Ich genieße es gerade richtig, dass in unserem Garten einige Kräuter immer noch so sprießen, auch wenn es langsam herbstlich wird. Die Kapuzinerkresse zum Beispiel, sie wuchert und wuchert. Von ihr hat man richtig lange etwas. Ohne müde zu werden, produziert sie eifrig immer wieder neue Blätter, Blüten und Früchte. Da bleibt neben dem, was direkt, sofort und frisch in der Küche verarbeitet wird, noch genug für die Konservierung übrig. Deswegen habe ich nun schon einmal für die kalte Jahreszeit vorgesorgt und einen herrlichen Essig und eine Tinktur für Erkältungszeiten und zur Stärkung des Immunsystems angesetzt.

Mit Kräuteressigen lassen sich leicht und schnell Pflanzen konservieren

Kräuteressige

Mit Kräutern aromatisierte Essige sind ganz schnell selbst gemacht. Eine tolle Variante also, wenn man mehr Kräuter im Garten oder auf dem Balkon hat, als man gerade frisch in der Küche verwerten kann und nicht viel Zeit für die Konservierung und Verarbeitung aufwenden möchte. Für einen Kräuteressig können fast alle Gartenkräuter und auch Blüten und Früchte eingelegt werden. Wichtig ist, dass ihr einen hochwertigen Essig verwendet. Wein- und Apfelessig eignen sich besonders gut. Der Essig sollte mindestens 5 Prozent Säure enthalten. Insbesondere Apfelessig ist sehr gesund. Er enthält wichtige Enzyme und Mineralstoffe, er fördert die Verdauung, hilft bei der Regulierung des Blutzuckerspiegels und des Cholesterins und er wirkt gegen Pilze, Bakterien und Parasiten. Viele kennen ihn auch als Spülung, die das Haar glänzend und weich macht. Um in den Genuss dieser positiven Eigenschaften zu kommen, solltet ihr beim Kauf darauf achten, dass ihr einen guten, naturtrüben und unpasteurisierten Bio-Apfelessig nehmt. So ein Kräuteressig ist in einer hübschen Flasche und verziert mit einem Band und Etikett immer auch ein schönes Geschenk und Mitbringsel.

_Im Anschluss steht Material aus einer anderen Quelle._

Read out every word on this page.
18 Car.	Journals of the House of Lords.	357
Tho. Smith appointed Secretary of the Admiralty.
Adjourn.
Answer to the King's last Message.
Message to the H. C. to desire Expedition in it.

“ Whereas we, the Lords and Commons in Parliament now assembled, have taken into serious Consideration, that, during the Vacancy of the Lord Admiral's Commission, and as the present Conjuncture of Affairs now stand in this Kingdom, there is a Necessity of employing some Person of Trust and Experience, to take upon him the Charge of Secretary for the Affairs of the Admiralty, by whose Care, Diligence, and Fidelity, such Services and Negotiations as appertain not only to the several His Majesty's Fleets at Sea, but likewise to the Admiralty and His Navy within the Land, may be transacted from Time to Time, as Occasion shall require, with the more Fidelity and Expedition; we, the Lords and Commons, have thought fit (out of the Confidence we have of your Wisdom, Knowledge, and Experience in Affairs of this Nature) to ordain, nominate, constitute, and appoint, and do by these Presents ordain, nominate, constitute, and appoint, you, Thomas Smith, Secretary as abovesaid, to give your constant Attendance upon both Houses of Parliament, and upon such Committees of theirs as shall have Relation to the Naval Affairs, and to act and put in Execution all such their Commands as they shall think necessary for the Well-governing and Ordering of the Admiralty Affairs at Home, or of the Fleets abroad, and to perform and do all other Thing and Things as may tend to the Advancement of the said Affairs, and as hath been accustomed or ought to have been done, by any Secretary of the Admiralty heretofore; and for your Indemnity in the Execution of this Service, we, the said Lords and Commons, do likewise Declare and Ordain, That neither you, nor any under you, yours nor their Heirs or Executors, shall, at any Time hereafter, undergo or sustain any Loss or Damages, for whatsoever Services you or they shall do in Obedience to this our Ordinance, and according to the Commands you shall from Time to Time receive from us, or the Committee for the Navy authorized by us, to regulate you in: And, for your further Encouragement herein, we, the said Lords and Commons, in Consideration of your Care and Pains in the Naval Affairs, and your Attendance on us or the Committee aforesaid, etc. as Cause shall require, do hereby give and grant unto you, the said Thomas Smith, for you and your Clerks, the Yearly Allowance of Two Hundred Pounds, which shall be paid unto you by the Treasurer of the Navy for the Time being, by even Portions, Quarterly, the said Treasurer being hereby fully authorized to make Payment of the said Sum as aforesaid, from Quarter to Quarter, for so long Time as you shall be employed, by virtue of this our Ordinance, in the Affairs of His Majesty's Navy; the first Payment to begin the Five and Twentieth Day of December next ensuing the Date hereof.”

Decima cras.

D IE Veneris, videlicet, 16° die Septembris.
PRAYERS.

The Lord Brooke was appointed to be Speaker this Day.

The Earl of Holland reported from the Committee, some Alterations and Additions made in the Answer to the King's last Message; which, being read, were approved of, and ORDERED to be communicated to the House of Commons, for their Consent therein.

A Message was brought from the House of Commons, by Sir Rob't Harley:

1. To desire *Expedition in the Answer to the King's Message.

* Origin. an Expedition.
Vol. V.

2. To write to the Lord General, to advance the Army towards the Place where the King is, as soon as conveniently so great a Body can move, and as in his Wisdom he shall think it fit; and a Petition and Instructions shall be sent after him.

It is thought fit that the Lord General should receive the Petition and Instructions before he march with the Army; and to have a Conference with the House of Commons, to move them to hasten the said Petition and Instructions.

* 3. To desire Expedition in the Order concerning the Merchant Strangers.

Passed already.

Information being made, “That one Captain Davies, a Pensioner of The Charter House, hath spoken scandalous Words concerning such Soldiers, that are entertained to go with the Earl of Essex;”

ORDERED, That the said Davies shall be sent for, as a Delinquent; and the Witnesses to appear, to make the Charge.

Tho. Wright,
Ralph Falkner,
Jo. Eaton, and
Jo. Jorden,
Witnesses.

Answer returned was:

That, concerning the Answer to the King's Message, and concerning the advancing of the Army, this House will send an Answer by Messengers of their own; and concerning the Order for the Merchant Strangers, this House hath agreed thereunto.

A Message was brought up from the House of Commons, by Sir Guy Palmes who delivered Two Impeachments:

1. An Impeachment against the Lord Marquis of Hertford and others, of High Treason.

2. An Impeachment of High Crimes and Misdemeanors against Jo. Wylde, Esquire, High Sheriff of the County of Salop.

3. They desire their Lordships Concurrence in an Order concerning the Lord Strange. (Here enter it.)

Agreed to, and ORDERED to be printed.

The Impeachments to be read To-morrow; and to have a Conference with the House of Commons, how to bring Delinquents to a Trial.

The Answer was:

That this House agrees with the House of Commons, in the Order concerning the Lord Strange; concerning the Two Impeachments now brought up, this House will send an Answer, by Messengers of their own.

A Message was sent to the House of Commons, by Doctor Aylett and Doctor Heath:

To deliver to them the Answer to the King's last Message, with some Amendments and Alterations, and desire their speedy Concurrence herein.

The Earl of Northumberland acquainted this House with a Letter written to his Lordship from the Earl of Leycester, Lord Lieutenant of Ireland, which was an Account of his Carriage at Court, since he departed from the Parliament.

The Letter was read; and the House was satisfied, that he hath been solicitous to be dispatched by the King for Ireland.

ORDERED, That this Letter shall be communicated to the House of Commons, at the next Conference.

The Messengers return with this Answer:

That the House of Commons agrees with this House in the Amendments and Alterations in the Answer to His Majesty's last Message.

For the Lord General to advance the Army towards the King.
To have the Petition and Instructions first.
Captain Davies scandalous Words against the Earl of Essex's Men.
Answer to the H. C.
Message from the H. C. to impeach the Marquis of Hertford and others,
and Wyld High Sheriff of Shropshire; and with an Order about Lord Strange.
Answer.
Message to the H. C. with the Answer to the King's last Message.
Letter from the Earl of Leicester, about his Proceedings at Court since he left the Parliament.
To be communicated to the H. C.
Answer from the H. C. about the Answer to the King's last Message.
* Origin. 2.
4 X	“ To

Die Blätter und Blüten der Kapuzinerkresse enthalten Scharfstoffe. Das macht sie nicht nur lecker, sondern auch heilsam und immunstärkend.

Kräuteressige sind ein altes und einfaches Konservierungsmittel

Ursprünglich wurde die aus Südamerika stammende Pflanze als Ziergewächs zu uns gebracht. Es gibt Kapuzinerkressen mit orangen, gelben und roten Blüten. 

Kapuzinerkresseblüten-Essig

Ein Essig aus Kapuzinerkresseblüten ist aus vielen Gründen toll. Der Essig bekommt durch die Blüten eine herrliche, orange Farbe, das sieht wirklich hübsch aus. Der leicht scharfe Kressegeschmack überträgt sich fein auf den Essig. Damit eignet er sich wunderbar für Garten- und Blattsalate und gibt dem Salatdressing eine besondere Note. Wenn man die Früchte der Kapuzinerkresse mit in den Essig gibt, erhält man köstliche, kapernähnliche Antipasti und ganz nebenbei hat man mit dem Blütenessig auch noch ein tolles Heil- und Pflegemittel im Schränkchen stehen. Denn Kapuzinerkresse ist ein natürliches Antibiotikum, stärkt die Abwehrkraft und wirkt gegen Infektionen der Harn- und Atemwege. Darüber hinaus ist die Kapuzinerkresse sehr gesund für den Magen und den Darm. Zu verdanken ist das den in der Pflanze enthaltenen Scharfstoffen und Senfölglykosiden. Auch für eine Haarspülung bei strapaziertem, schuppigen oder fettigem Haar kann der Blütenessig verwendet werden.

Die runden Blätter mit der in der im Mittelpunkt angewachsenen Stängel sind charakteristisch. Sie beschatten den Boden und schützen ihn damit vor Austrocknung. Eine Strategie der Pflanze, auch bei Hitze und Trockenheit überlebensfähig zu sein.

Kapuzinerkresse, ein natürliches Antibiotikum

Die Blätter der Kapuzinerkresse haben eine raue Oberfläche, denn sie sind mit Noppen aus feinsten Wachskristalloiden besetzt. An diesen bleibt kein Schmutz haften, man nennt das "Lotuseffekt".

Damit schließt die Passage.